5. Again the learned Subordinate Judge throws the onus of proving that the plaintiff was on the scene of marpit upon the defendants. It is quite evident from a perusal of the whole judgment that the learned Subordinate Judge was left in considerable doubt about the matter It is true that the defendants' evidence did not convince him beyond all doubt that the plaintiff was present at the marpit, but on the other hand he was far from satisfied upon the plaintiff's evidence that he was not at the scene of the occurrence. In those circumstances I cannot understand how the learned Subordinate Judge could have found against the defendants having regard to where the onus of proof lay. As I have stated previously it was for the plaintiff to establish affirmatively that the defendants had no reasonable and probable cause for making this complaint. If he had shown that he was not there then the fact that a complaint was made involving him would inevitably lead to the conclusion that such a report was malicious and made without reasonable and probable cause. On the other hand when the evidence left the Court in doubt as to whether he was or was not there, then the Court could not have held affirmatively that the complaint was made without reasonable and probable cause.
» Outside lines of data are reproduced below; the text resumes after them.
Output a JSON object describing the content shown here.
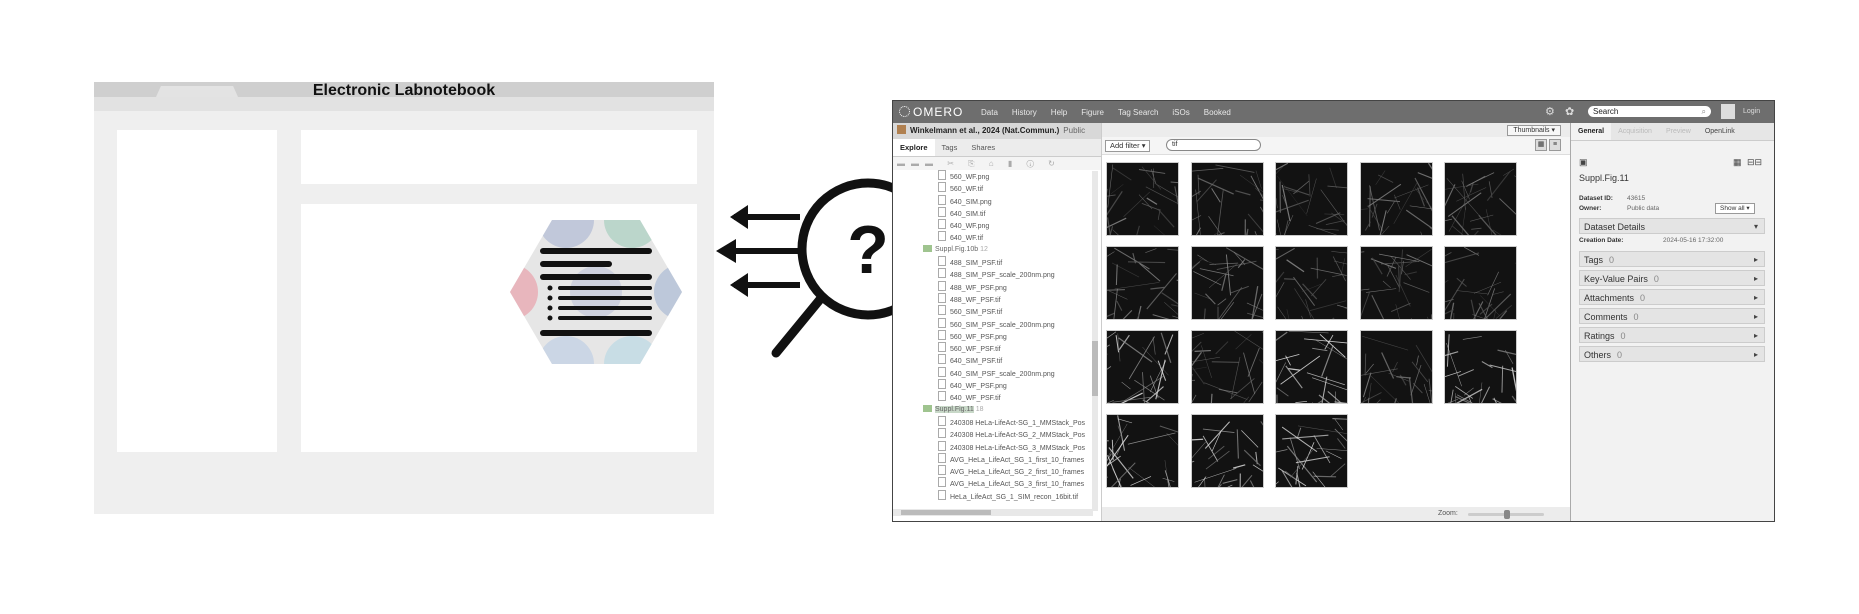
{
  "eln": {
    "title": "Electronic Labnotebook"
  },
  "magnifier": {
    "symbol": "?"
  },
  "omero": {
    "logo": "OMERO",
    "menu": [
      "Data",
      "History",
      "Help",
      "Figure",
      "Tag Search",
      "iSOs",
      "Booked"
    ],
    "search_placeholder": "Search",
    "login": "Login",
    "group_title": "Winkelmann et al., 2024 (Nat.Commun.)",
    "group_privacy": "Public",
    "left_tabs": [
      "Explore",
      "Tags",
      "Shares"
    ],
    "tree": [
      {
        "type": "file",
        "label": "560_WF.png"
      },
      {
        "type": "file",
        "label": "560_WF.tif"
      },
      {
        "type": "file",
        "label": "640_SIM.png"
      },
      {
        "type": "file",
        "label": "640_SIM.tif"
      },
      {
        "type": "file",
        "label": "640_WF.png"
      },
      {
        "type": "file",
        "label": "640_WF.tif"
      },
      {
        "type": "dataset",
        "label": "Suppl.Fig.10b",
        "count": "12"
      },
      {
        "type": "file",
        "label": "488_SIM_PSF.tif"
      },
      {
        "type": "file",
        "label": "488_SIM_PSF_scale_200nm.png"
      },
      {
        "type": "file",
        "label": "488_WF_PSF.png"
      },
      {
        "type": "file",
        "label": "488_WF_PSF.tif"
      },
      {
        "type": "file",
        "label": "560_SIM_PSF.tif"
      },
      {
        "type": "file",
        "label": "560_SIM_PSF_scale_200nm.png"
      },
      {
        "type": "file",
        "label": "560_WF_PSF.png"
      },
      {
        "type": "file",
        "label": "560_WF_PSF.tif"
      },
      {
        "type": "file",
        "label": "640_SIM_PSF.tif"
      },
      {
        "type": "file",
        "label": "640_SIM_PSF_scale_200nm.png"
      },
      {
        "type": "file",
        "label": "640_WF_PSF.png"
      },
      {
        "type": "file",
        "label": "640_WF_PSF.tif"
      },
      {
        "type": "dataset",
        "label": "Suppl.Fig.11",
        "count": "18",
        "selected": true
      },
      {
        "type": "file",
        "label": "240308 HeLa-LifeAct-SG_1_MMStack_Pos"
      },
      {
        "type": "file",
        "label": "240308 HeLa-LifeAct-SG_2_MMStack_Pos"
      },
      {
        "type": "file",
        "label": "240308 HeLa-LifeAct-SG_3_MMStack_Pos"
      },
      {
        "type": "file",
        "label": "AVG_HeLa_LifeAct_SG_1_first_10_frames"
      },
      {
        "type": "file",
        "label": "AVG_HeLa_LifeAct_SG_2_first_10_frames"
      },
      {
        "type": "file",
        "label": "AVG_HeLa_LifeAct_SG_3_first_10_frames"
      },
      {
        "type": "file",
        "label": "HeLa_LifeAct_SG_1_SIM_recon_16bit.tif"
      }
    ],
    "view_mode": "Thumbnails",
    "add_filter": "Add filter",
    "filter_value": "tif",
    "zoom_label": "Zoom:",
    "thumbnail_count": 18,
    "right_tabs": [
      "General",
      "Acquisition",
      "Preview",
      "OpenLink"
    ],
    "dataset_name": "Suppl.Fig.11",
    "dataset_id_label": "Dataset ID:",
    "dataset_id": "43615",
    "owner_label": "Owner:",
    "owner": "Public data",
    "show_all": "Show all",
    "details_section": "Dataset Details",
    "creation_label": "Creation Date:",
    "creation_date": "2024-05-16 17:32:00",
    "sections": [
      {
        "label": "Tags",
        "count": "0"
      },
      {
        "label": "Key-Value Pairs",
        "count": "0"
      },
      {
        "label": "Attachments",
        "count": "0"
      },
      {
        "label": "Comments",
        "count": "0"
      },
      {
        "label": "Ratings",
        "count": "0"
      },
      {
        "label": "Others",
        "count": "0"
      }
    ]
  }
}
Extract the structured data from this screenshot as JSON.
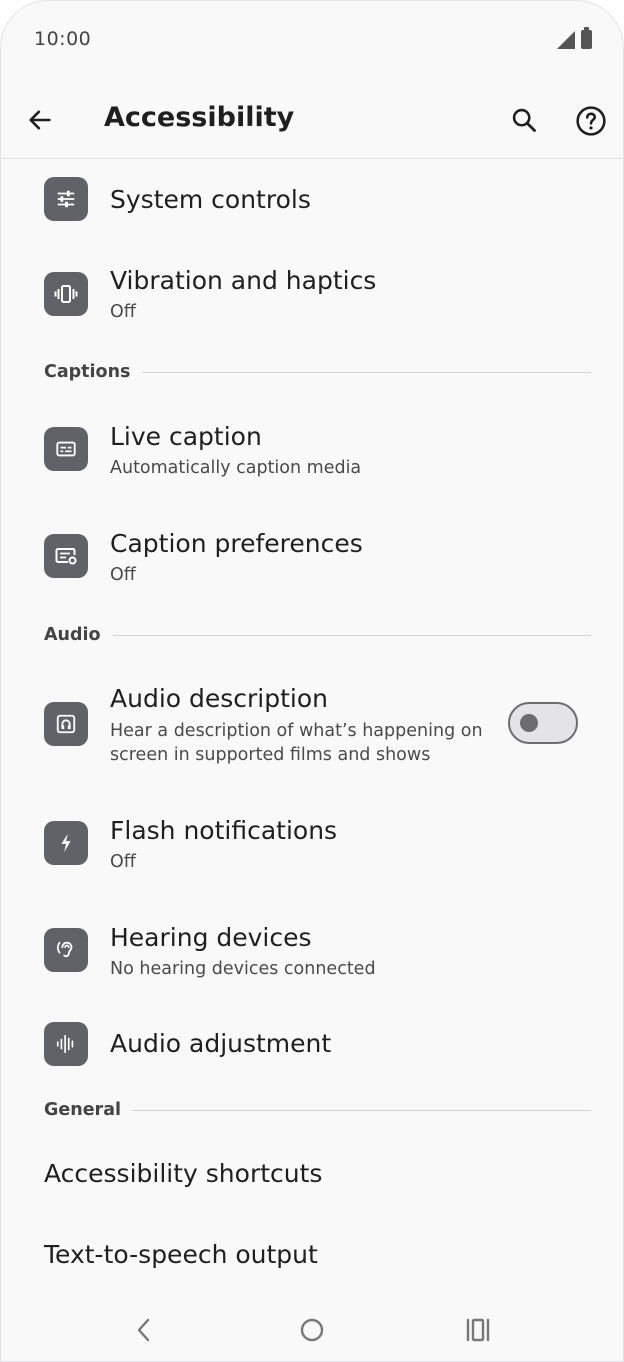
{
  "status_bar": {
    "time": "10:00"
  },
  "app_bar": {
    "title": "Accessibility"
  },
  "items": {
    "system_controls": {
      "title": "System controls"
    },
    "vibration": {
      "title": "Vibration and haptics",
      "subtitle": "Off"
    },
    "live_caption": {
      "title": "Live caption",
      "subtitle": "Automatically caption media"
    },
    "caption_prefs": {
      "title": "Caption preferences",
      "subtitle": "Off"
    },
    "audio_description": {
      "title": "Audio description",
      "subtitle_line1": "Hear a description of what’s happening on",
      "subtitle_line2": "screen in supported films and shows",
      "toggle_on": false
    },
    "flash_notifications": {
      "title": "Flash notifications",
      "subtitle": "Off"
    },
    "hearing_devices": {
      "title": "Hearing devices",
      "subtitle": "No hearing devices connected"
    },
    "audio_adjustment": {
      "title": "Audio adjustment"
    },
    "accessibility_shortcuts": {
      "title": "Accessibility shortcuts"
    },
    "tts_output": {
      "title": "Text-to-speech output"
    }
  },
  "sections": {
    "captions": "Captions",
    "audio": "Audio",
    "general": "General"
  },
  "icons": {
    "system_controls": "sliders-icon",
    "vibration": "vibration-icon",
    "live_caption": "caption-icon",
    "caption_prefs": "caption-settings-icon",
    "audio_description": "audio-description-icon",
    "flash_notifications": "flash-icon",
    "hearing_devices": "ear-icon",
    "audio_adjustment": "waveform-icon"
  },
  "colors": {
    "background": "#f9f9fa",
    "icon_tile": "#5f6368",
    "text_primary": "#1f1f1f",
    "text_secondary": "#4a4a4a",
    "divider": "#d2d2d4"
  }
}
6. If the Court was in doubt about the presence of the plaintiff upon the scene of the marpit then there must be the same doubt as to whether the report was made with or without reasonable and probable cause. Upon the findings of the learned Subordinate Judge in this case it is quite impossible to hold that the plaintiff has discharged the onus which the law casts upon him and that being so his claim must fail. In my judgment the claim was. wrongly decreed by both the Courts below and this appeal must be allowed. I therefore allow this appeal, set aside the decree of the lower appellate Court and dismiss the plaintiff's claim in its entirety. The appellants must have the costs of this appeal and of the proceedings in the two Courts below. Mr. Pandey has applied for leave to appeal under Letters Patent. In my judgment the law has now been determined and the only issues in this case are issues of fact. That being so in my view it is not a proper case for a Letters Patent Appeal.